Oireachtas Joint and Select Committees

Tuesday, 2 April 2019

Joint Oireachtas Committee on Finance, Public Expenditure and Reform, and Taoiseach

Business of Joint Committee
No Consent, No Sale Bill 2019: Discussion

Photo of Kieran O'DonnellKieran O'Donnell (Fine Gael) | Oireachtas source

Given the arrangements that have been provided, selling to a fund should be a measure of last resort. The banks should have within them the skill sets to sort out these loans. They should have a responsibility. They undertook irresponsible lending. The ordinary mortgage holder looks at this and sees the banks getting off the hook for their mistakes by flogging the loans on to a fund. The loans are gone and not the banks' problem any more. There is a view among many people that the banks did not do enough in terms of putting arrangements in place for hard-pressed mortgage holders.

In some jurisdictions, instead of selling mortgages to funds, they are extended to 30 or 40 years and measures are put in place to keep people in their homes and restructure the banks' balance sheets. People have attachments to their respective institutions. They are Irish based. The witnesses might point out that their shareholdings change, but there is that degree of familiarity.

This is in the Central Bank's domain. Let the banks take responsibility for their reckless lending by putting in place alternative, longer term arrangements. Many of the people who approach us ended up with mortgages that they should never have got. Rules have been introduced and people say that they find some elements draconian.
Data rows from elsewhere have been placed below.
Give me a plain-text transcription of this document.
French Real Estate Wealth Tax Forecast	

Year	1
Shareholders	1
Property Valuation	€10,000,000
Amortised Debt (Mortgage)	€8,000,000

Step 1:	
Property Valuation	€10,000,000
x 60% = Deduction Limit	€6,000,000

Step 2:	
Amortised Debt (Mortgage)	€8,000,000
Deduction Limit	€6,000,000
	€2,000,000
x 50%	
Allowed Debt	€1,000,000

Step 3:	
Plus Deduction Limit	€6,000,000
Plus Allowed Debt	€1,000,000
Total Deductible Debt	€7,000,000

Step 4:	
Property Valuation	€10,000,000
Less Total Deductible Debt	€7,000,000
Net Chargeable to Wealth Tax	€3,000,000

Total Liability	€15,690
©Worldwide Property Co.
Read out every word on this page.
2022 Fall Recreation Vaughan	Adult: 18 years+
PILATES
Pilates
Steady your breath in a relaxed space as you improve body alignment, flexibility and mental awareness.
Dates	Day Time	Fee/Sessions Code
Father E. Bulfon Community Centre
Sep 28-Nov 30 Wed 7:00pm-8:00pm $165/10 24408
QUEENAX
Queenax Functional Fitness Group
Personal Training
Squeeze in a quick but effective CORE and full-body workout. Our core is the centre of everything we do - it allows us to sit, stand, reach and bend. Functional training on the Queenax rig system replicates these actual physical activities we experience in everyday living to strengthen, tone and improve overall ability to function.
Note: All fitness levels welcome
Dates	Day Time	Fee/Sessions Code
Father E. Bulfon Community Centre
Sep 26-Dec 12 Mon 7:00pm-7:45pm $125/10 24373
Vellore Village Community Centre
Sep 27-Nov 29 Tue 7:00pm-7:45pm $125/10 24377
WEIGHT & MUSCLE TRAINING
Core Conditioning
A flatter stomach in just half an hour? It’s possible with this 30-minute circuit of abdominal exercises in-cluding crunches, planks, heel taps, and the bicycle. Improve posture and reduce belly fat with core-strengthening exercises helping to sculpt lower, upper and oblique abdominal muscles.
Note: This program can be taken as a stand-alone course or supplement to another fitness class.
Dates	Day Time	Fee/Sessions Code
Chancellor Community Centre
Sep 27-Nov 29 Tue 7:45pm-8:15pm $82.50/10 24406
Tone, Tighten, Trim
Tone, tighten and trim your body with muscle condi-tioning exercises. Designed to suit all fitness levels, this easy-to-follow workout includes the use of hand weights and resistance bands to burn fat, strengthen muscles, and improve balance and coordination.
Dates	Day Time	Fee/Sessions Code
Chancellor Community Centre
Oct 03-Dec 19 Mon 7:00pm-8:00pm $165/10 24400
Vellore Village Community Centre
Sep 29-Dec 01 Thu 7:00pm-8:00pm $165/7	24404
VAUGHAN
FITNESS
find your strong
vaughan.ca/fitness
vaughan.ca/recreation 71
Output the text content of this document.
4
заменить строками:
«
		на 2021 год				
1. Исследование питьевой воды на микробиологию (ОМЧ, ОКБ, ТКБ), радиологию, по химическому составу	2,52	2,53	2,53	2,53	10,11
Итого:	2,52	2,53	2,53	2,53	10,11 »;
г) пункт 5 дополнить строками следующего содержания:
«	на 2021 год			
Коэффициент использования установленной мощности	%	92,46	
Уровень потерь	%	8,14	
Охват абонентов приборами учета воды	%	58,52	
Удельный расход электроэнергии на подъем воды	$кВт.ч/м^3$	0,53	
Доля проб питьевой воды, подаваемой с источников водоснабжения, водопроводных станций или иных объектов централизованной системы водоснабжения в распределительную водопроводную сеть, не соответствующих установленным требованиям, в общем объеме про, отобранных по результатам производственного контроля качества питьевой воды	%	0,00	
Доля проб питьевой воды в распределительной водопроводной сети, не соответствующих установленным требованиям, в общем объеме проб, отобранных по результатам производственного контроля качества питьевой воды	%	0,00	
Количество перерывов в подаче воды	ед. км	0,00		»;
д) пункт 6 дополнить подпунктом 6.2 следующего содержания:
The rules are not perfect, but there are elements that are working. People believe that selling to funds is effectively a get-out clause for the reckless lending of individual banks so that they do not have to take responsibility for giving out loans that they should never have supplied. The loans are being sold on to a fund. Ordinary people are very nervous that their loans could be sold on time and again and that they would end up having no idea who they were dealing with. Does Mr. Sibley understand? Reverting to the Chairman's original point, how do we improve the lot of the person who is hard pressed and ensure that his or her loan is dealt with by the institution that made the loan to him or her on day 1 and that it takes responsibility for its actions? The borrower is required to fulfil his or her requirements under the terms of the loan. We are coming to a point where the banks are getting their second wind but many of those people whom we are dealing with are not. Does Mr. Sibley understand my point? Has the Central Bank examined ways of restructuring loans into having much longer durations and encouraging the banks to come up with more imaginative approaches instead of just selling loans on to funds?